Grupo SM is a Spanish publisher with a strong presence in Latin America. It specializes in publishing educational material, fiction for children and teenagers, and religious literature (under the PPC seal). The group has a catalog of more than 9000 titles, including well-known children's literature series such as El Barco de Vapor and Gran Angular. SM operates in nine countries: Argentina, Brazil, Chile, Colombia, the Dominican Republic, Mexico, Puerto Rico, and Spain. Its books are sold in nearly 80 countries.

In 1918, The Society of Mary began publishing books, a venture which ultimately led to the creation of Grupo SM. In 1938, the Society first registered the name Ediciones SM.

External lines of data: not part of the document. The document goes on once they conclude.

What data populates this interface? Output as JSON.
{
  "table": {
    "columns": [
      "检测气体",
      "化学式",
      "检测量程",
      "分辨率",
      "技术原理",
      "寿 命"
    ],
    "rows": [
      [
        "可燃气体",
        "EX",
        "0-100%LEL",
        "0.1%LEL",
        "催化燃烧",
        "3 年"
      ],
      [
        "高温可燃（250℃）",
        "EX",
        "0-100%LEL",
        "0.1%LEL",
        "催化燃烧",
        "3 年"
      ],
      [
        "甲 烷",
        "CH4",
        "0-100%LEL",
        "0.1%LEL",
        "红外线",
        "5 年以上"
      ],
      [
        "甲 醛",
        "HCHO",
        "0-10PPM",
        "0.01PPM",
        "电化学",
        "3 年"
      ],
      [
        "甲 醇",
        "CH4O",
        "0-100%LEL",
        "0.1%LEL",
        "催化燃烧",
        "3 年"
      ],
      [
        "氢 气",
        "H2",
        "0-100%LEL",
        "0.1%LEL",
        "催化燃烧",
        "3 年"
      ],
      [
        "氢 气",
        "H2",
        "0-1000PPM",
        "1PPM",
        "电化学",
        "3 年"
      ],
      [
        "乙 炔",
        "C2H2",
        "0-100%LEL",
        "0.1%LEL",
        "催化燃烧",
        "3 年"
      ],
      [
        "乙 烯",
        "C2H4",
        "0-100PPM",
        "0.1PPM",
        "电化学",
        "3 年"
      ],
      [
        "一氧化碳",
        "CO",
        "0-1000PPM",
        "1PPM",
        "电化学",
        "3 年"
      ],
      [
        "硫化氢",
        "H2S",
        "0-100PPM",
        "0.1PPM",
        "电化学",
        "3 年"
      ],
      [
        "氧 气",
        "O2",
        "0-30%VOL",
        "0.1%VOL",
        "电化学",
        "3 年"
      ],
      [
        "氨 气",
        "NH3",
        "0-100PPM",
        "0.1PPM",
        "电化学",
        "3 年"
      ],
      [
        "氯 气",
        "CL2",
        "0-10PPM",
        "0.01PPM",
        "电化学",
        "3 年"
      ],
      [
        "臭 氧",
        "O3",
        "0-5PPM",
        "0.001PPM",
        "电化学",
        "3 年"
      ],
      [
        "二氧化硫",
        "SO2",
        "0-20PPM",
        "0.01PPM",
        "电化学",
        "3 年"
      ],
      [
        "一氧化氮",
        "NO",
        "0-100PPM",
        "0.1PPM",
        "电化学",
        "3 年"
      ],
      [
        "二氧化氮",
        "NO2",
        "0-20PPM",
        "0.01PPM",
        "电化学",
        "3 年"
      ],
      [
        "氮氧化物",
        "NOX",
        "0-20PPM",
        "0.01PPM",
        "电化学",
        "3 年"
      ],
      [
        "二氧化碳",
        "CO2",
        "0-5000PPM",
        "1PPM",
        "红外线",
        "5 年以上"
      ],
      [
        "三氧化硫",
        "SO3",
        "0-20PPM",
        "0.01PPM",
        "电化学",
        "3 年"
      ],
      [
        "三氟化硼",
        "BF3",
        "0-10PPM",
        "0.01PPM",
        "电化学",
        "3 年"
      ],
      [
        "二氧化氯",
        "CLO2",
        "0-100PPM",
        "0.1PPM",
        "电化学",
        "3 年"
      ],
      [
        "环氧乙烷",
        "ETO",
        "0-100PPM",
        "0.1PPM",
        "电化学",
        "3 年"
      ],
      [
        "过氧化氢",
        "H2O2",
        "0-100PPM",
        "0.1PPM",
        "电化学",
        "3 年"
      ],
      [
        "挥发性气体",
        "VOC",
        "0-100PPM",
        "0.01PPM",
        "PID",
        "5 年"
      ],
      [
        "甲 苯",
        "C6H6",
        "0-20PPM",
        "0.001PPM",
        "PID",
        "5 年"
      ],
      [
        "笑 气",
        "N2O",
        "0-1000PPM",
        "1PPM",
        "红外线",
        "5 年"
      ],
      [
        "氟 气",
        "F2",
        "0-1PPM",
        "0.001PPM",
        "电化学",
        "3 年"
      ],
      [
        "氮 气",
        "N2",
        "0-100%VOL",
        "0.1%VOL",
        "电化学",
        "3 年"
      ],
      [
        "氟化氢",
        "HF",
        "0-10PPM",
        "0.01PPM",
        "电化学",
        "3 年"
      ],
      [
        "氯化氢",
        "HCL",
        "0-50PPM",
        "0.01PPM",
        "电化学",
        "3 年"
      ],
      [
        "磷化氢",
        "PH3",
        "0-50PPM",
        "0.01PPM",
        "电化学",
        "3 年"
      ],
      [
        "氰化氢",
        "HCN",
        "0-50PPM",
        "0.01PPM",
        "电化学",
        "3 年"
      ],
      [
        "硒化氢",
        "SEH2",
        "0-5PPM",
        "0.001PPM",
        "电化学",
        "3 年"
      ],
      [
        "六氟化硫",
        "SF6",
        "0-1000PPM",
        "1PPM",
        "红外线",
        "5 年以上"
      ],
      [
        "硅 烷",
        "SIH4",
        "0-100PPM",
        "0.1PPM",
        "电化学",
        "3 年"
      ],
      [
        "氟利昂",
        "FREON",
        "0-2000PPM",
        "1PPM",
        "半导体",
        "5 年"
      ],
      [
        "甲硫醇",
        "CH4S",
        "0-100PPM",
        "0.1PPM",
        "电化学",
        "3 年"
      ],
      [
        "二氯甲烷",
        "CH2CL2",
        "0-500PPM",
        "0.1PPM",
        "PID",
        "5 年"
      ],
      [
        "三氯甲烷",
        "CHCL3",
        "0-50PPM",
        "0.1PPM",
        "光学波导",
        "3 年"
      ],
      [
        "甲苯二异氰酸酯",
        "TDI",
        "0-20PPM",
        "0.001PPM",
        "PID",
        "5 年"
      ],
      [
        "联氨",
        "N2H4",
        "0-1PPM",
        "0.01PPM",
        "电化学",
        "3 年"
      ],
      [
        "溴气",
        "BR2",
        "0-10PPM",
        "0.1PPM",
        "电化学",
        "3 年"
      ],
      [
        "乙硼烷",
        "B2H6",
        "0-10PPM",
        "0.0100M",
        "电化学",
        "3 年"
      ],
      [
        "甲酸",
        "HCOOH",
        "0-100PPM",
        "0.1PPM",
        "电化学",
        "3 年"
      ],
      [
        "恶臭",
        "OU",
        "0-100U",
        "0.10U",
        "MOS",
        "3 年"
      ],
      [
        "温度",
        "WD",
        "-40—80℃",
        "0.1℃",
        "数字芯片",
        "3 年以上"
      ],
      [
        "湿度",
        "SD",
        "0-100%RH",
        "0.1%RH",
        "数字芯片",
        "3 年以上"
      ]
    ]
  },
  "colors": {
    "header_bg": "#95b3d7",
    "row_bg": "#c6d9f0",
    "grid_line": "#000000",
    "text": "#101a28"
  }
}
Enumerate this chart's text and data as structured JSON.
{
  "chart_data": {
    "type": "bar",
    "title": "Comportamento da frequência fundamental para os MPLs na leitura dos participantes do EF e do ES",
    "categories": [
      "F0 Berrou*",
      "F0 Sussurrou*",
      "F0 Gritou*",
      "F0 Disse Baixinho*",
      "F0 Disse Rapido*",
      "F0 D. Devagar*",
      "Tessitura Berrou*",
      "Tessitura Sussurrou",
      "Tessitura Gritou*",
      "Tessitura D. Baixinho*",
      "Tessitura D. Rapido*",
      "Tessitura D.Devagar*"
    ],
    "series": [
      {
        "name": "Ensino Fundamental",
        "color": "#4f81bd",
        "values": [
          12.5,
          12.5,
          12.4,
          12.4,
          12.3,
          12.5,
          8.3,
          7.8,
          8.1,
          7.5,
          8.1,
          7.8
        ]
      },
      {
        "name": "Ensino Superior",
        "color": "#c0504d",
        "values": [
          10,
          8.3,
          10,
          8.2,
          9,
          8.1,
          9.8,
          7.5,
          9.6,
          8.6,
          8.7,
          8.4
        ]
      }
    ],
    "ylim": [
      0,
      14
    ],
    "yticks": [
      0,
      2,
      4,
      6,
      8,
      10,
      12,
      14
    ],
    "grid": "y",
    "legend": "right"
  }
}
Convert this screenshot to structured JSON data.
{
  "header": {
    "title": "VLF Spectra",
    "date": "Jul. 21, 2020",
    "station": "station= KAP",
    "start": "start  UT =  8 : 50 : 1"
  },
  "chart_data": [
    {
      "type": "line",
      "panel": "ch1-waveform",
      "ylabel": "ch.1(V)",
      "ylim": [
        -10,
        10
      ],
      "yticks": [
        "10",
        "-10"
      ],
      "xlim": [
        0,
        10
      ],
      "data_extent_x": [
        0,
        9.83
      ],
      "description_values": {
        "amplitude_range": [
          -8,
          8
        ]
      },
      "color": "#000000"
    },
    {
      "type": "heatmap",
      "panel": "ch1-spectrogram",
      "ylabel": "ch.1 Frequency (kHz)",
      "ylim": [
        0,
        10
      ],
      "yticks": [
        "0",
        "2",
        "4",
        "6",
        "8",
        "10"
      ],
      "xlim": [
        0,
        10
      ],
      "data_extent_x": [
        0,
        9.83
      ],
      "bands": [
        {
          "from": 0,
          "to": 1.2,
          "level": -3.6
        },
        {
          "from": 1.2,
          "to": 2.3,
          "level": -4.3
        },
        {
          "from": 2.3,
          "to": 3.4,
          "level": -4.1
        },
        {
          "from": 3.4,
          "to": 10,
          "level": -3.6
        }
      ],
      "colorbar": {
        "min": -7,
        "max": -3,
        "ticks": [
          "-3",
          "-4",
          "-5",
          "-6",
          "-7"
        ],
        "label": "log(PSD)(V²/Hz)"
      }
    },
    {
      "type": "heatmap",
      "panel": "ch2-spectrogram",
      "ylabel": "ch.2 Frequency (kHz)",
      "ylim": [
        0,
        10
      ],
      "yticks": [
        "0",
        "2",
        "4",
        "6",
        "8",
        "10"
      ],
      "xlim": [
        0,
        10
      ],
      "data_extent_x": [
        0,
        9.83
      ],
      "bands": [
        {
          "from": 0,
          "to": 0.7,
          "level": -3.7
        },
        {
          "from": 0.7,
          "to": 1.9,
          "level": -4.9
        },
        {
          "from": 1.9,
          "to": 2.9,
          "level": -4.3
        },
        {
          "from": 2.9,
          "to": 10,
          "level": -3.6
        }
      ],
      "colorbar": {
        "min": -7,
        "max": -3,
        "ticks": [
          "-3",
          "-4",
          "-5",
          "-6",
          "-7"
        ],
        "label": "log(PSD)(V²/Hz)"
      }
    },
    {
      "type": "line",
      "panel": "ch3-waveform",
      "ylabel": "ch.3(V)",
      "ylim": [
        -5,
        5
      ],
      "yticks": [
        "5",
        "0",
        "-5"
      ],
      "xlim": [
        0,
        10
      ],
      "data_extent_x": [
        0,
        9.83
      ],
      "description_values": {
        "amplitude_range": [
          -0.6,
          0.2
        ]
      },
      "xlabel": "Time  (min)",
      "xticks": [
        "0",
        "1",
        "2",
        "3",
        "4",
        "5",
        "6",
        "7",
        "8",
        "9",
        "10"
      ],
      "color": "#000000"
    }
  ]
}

In 1977, the publishing house created the Santa Maria Foundation (now the SM Foundation), with the aim of improving the quality of education in countries where SM does business. Since this time, SM has contributed corporate profits to various cultural and educational programs led by the SM Foundation.

In 1984, Grupo SM created the imprint cruïlla, which publishes educational material and literature in Catalan. Cruïlla is based in Barcelona. In 1997, the Group created two new imprints: Ikasmina and Xerme. They publish educational material and children's fiction in Basque and Galician, respectively.

In 2009, jointly with The University of Dayton, Ohio, the Group launched their ELT publishing imprint University of Dayton Publishing.

In 2011, Grupo SM recorded revenue of 266 million euros. SM has around 2000 employees. In 2013, Luis Fernando Crespo Navarro was named the organization's president.